Before CUWN 8.0 release i.e up to 7.6 , if you try HTTPS://page , the page was not getting redirected using web-authentication. In CUWN 8.0 and onwards ,this is supported. So if any client tries https://page , it will be redirected to the web-auth login page which was not possible earlier.Basically, if you go to port 443 , there was no redirection for web authentication. As more and more websites have started using HTTPS, so this feature will support that HTTPS redirect, which means if you go to HTTPS:// during web-auth , you would be redirected to the controller. Also this feature is very useful for the devices that send https requests with an application ( but not using browser ) to see if it can join anywhere based on response.
You might get the message “certificate is not issued by a trusted certificate authority.” on your browser after configuring https-redirect feature even if you have a valid root or chained certificate on the Controller as shown in the Figure-1 and Figure-2.The certificate you installed on the controller is issued to your virtual IP address. So during HTTP-Redirect, if you have this certificate on the WLC , you will not get Security certificate warning error .However in the case of HTTPS-redirect, you would still get the error . Some browser's because of the use of HTTPS://page , expect a certificate issued to the IP address of the site resolved by the DNS but what they are returned is a redirect page from the WLC and having certificate issued to the Internal web server (virtual ip address). Hence they might still throw this error. This is purely because of the way HTTPS works and will always happen if you try to intercept the HTTPS session for web-auth redirection to work.

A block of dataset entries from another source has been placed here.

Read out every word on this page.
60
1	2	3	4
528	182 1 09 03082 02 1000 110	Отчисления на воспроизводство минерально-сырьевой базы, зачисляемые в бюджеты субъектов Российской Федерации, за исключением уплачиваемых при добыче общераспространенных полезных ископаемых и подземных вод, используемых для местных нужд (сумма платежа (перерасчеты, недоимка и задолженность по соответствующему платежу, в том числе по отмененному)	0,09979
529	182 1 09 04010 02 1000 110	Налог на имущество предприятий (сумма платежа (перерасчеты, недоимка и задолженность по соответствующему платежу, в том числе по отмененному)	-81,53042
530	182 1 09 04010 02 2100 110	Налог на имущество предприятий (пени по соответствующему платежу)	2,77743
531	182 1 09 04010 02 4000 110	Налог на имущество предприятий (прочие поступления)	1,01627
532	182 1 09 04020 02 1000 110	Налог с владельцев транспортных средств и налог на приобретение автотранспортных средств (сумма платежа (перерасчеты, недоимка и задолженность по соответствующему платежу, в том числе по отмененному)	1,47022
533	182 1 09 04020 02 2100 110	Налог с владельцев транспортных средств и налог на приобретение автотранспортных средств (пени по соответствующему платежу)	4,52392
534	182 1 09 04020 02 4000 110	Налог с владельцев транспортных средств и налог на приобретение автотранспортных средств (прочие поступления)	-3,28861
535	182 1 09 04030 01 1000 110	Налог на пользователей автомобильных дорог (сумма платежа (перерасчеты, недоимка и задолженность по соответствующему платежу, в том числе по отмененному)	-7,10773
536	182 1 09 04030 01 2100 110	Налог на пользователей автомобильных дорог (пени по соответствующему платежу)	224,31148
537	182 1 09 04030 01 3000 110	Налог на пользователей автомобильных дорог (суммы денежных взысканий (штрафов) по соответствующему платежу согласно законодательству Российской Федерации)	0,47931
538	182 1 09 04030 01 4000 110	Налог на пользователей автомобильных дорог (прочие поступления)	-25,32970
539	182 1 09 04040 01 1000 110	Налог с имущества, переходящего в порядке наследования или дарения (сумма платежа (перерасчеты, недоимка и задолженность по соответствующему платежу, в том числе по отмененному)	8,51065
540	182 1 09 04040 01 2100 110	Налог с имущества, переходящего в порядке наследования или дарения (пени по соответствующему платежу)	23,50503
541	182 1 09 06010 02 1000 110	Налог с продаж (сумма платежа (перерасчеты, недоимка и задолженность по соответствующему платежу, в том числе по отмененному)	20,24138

In the Chrome , You might see like below:
Configure the WLC
(WLC)>config wlan security web-auth enable 10
(WLC)> config network web-auth https-redirect enable
WARNING! - You have chosen to enable https-redirect. This might impact performance significantly
So as you see , this might impact throughput while doing https redirection than http redirection For more understanding and information on the web authentication , Please refer to the below link:
(WLC)>show network summary
Web Auth Secure Web ....................... Enable
Web Auth Secure Redirection ............... Enable
(WLC) >show debug
MAC Addr 1.................................. 24:77:03:52:56:80
Debug Flags Enabled:
webauth redirect enabled.
*webauthRedirect: Jan 16 03:35:35.678: 24:77:3:52:56:80- received connection. client socket = 9
*webauthRedirect: Jan 16 03:35:35.679: 24:77:3:52:56:80- trying to read on socket 95
*webauthRedirect: Jan 16 03:35:35.679: 24:77:3:52:56:80- calling parser with bytes = 204
*webauthRedirect: Jan 16 03:35:35.679: 24:77:3:52:56:80- bytes parsed = 204
*webauthRedirect: Jan 16 03:35:35.679: captive-bypass detection enabled, checking for wispr in HTTP GET, client mac=24:77:3:52:56:80
*webauthRedirect: Jan 16 03:35:35.679: 24:77:3:52:56:80- Preparing redirect URL according to configured Web-Auth type
*webauthRedirect: Jan 16 03:35:35.679: 24:77:3:52:56:80- got the hostName for virtual IP(wirelessguest.test.com)
*webauthRedirect: Jan 16 03:35:35.679: 24:77:3:52:56:80- Checking custom-web config for WLAN ID:10
*webauthRedirect: Jan 16 03:35:35.679: 24:77:3:52:56:80- Global status is enabled, checking on web-auth type
*webauthRedirect: Jan 16 03:35:35.679: 24:77:3:52:56:80- Web-auth type Customized, using URL:https://wirelessguest.test.com/fs/customwebauth/login.html
Secure web (config network secureweb enable/disable) and web-auth secure (config network web-auth secureweb enable/disable), either of them should be enabled to make HTTPS redirect work.
There might be slight reduction in the throughput when using redirection over https.
There is currently no specific troubleshooting information available for this configuration.